James M. Poterba, MIT and NBER; Steven F. Venti, Dartmouth College and NBER; and David A. Wise

Assets at End of Life and When First Observed: Looking Backwards

Poterba, Venti, and Wise consider assets when households were last observed prior to death in the Health and Retirement Study (HRS) and then trace assets backwards to the age when the household was first observed in the HRS. The researchers find that for most households assets in the last year observed (LYO) were very similar to assets of households in the first year observed (FYO). The researchers then estimate the relationship between individual attributes — in particular education, changes in health and changes in family composition — and the change in assets between the FYO and the LYO. The authors obtain estimates for HRS respondents who were 51 to 61 in 1992 and for AHEAD respondents who were age 70 and over in 1993. In addition, the authors obtain estimates by family status pathway — two-person in FYO and LYO, one-person in both years, and one-person in the LYO and two-person in the FYO.

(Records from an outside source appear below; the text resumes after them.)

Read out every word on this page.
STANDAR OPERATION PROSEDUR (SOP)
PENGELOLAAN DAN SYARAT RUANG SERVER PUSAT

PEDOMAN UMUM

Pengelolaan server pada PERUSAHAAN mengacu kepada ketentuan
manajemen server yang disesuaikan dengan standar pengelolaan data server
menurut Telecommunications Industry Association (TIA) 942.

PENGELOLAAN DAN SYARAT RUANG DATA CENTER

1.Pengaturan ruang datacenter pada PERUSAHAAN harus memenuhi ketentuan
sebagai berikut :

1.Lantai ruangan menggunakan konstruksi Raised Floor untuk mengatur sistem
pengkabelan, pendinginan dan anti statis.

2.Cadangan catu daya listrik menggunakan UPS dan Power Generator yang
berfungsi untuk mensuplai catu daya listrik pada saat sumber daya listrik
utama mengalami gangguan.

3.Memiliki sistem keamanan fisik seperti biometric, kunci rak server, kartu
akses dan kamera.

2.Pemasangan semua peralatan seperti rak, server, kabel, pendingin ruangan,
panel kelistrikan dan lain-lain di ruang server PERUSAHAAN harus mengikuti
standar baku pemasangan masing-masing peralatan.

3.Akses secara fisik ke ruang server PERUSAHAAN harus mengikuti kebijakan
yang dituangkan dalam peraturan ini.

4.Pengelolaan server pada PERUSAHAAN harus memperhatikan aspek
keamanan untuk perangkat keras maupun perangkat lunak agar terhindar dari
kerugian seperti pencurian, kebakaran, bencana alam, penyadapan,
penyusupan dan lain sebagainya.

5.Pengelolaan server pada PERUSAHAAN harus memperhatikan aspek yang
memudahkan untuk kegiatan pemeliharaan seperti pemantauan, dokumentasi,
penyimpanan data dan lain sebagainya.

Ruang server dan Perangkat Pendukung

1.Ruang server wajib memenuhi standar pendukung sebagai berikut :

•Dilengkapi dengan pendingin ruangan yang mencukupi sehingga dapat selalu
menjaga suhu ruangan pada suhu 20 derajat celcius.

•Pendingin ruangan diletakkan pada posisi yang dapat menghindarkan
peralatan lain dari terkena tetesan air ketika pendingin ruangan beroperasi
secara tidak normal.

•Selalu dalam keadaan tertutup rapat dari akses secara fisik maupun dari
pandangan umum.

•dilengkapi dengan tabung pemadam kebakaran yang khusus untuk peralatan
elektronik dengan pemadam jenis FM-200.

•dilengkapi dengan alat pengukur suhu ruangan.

Amitabh Chandra, Harvard University and NBER, and Jon Skinner, Darthmouth College and NBER

Racial Disparities in Hospital Quality


Anne Case and Angus Deaton, Princeton University and NBER

Suicide, Age,and Wellbeing: an Empirical Investigation

Suicide rates, life evaluation, and measures of affect are all plausible measures of the mental health and wellbeing of populations. Yet in the settings Case and Deaton examine in this paper, correlations between suicide and measured well-being are at best inconsistent. Differences in suicides between men and women, between Hispanics, blacks, and whites, between age groups for men, between countries or U.S. states, between calendar years, and between days of the week, do not match differences in life evaluation. By contrast, reports of physical pain are strongly predictive of suicide in many contexts. The prevalence of pain is increasing among middle-aged Americans, and is accompanied by a substantial increase in suicides and deaths from drug and alcohol poisoning. The researchers' measure of pain is now highest in middle age. Pain comes with low positive affect in middle age. In normal times, in the absence of the pain epidemic, suicide and life evaluation are likely unrelated, leaving unresolved whether either one is a useful overall measure of population well-being.


Michael Chernew and David M. Cutler, Harvard University and NBER; Kaushik Ghosh, NBER; and Mary Beth Landrum, Harvard University

Understanding the Improvement in Disability Free Life Expectancy In the U.S. Elderly Population


Raquel Fonseca, RAND; Arie Kapteyn, University of Southern California and NBER; Jinkook Lee, RAND Corporation; and Gema Zamarro, University of Arkansas

Does Retirement Make you Happy? A Simultaneous Equations Approach


Florian Heiss, University of Duesseldorf; Daniel L. McFadden, University of California, Berkeley and NBER; Joachim Winter, LMU; Amelie C. Wuppermann, University of Munich; and Yaoyao Zhu

Three Measures of Disease Prevalence: the Good, the Bad, and the Ugly

Reliable measures of disease prevalence are crucial for answering many empirical research questions in health economics, including the causal structures underlying the correlation between health and wealth. Much of the existing literature on the health-wealth nexus relies on survey data, for example those from the Health and Retirement Study (HRS). Such survey data typically contain self-reported measures of disease prevalence, which are known to suffer from reporting error. Two more recent developments — the collection of biomarkers and the linkage with data from administrative sources such as insurance claims — promise more reliable measures of disease prevalence. In this paper, Heiss, McFadden, Winter, Wuppermann, and Zhu systematically compare these three measures of disease prevalence.